Suite Noire
Au pas des raquettes
AUTEUR : Luc Baranger
Extraits livre
Extrait
— On se connaît ? — Pichon, Vladimir Pichon. Vous avez été mon prof d’histoire-géo ? — En… en 1965. 5e B, CEG Julien-Lambot… à Saint-Nazaire. — Pichon… Mais oui, Pichon, ça me revient maintenant. Bon élève, n’est-ce pas ? mais tête de lard. Qu’estce que tu fais par ici ? — J’ai de la famille à Aulnay. — Ah ben ça alors, c’est la meilleure ! J’habite juste là. Rentre donc, t’as bien deux minutes. Sans attendre la réponse, Berthier foule déjà l’allée gravillonnée. La journée promettait d’être d’un ennui de carmélite jusqu’à Des chiffres et des lettres, en attendant Questions pour un champion, et voilà qu’un revenant l’illumine.

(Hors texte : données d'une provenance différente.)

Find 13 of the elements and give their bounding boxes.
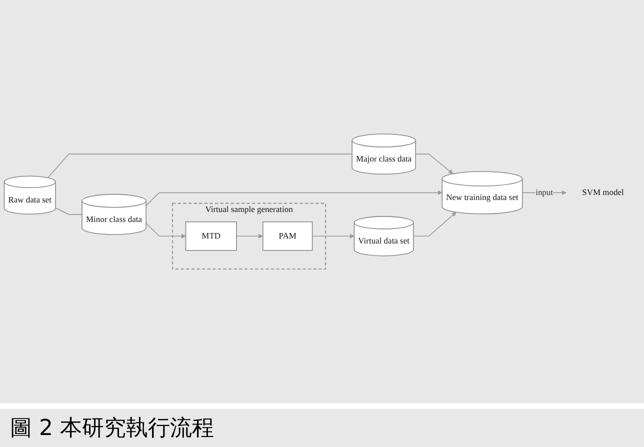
- arrow: [413, 212, 456, 237]
- edge-label: input: [536, 188, 554, 197]
- arrow: [146, 190, 442, 206]
- arrow: [415, 154, 454, 174]
- node-text: SVM model: [582, 188, 624, 197]
- figure-caption: 圖 2 本研究執行流程: [0, 409, 644, 447]
- node-box: PAM: [262, 221, 313, 251]
- arrow: [146, 222, 186, 238]
- arrow: [312, 234, 354, 238]
- node-box: MTD: [185, 221, 237, 251]
- arrow: [236, 234, 264, 238]
- connector: [48, 154, 352, 178]
- connector: [55, 207, 82, 215]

La porte du perron s’ouvre sur une vieille frisottée, menue, sanglée dans un tablier à fleurs, une canne à la main. — C’est Pichon ! hurle Berthier à maman qui entend haut. Il a été mon élève à Saint-Nazaire en… — En 1965, reprécise Vlad. — Et moi qui suis attifée comme l’as de pique, panique la vieille qui dénoue son tablier avec pudeur. On entre. Maman referme les trois verrous de la porte, papa pose son cabas, ôte son béret et son imper. Avec ses clichés des enfants et des petits-enfants, le salon pue la modestie de souvenirs nécrosés. — Muscadet ? interroge l’ancien prof, trop content d’avoir une occasion de trinquer. — Pourquoi pas ? fait Pichon, jovial. Le vieux dit qu’il revient tout de suite et demande à maman de sortir les godets. En la complimentant sur son intérieur, Vlad suit la vieille qui clopine jusqu’à la cuisine. Il fait glisser la règle d’aluminium qu’il cachait dans sa manche gauche. Maman n’a pas le temps de faire ouf que déjà les coups de métal lui cinglent le visage et la poitrine. Elle s’affaisse, les verres ballon éclatent en touchant le carrelage. Vlad continue à frapper comme un sourd sur la vieille à terre. De retour, Berthier s’apprête à demander à quoi est dû ce remue-ménage. Il n’en a pas le temps. Son invité lui zèbre la face et s’acharne sur lui à coups redoublés. Papa part à la renverse, sa nuque heurte et rebondit sur les nez de marches. La bouteille se brise, le muscadet se répand. On n’entend plus que le désormais inutile compte à rebours de la comtoise du salon. Des filets de sang sortent des lèvres et d’une oreille de celui qui pendant un an, en 5e B, martyrisa les doigts du jeune Pichon à coups de règle métallique.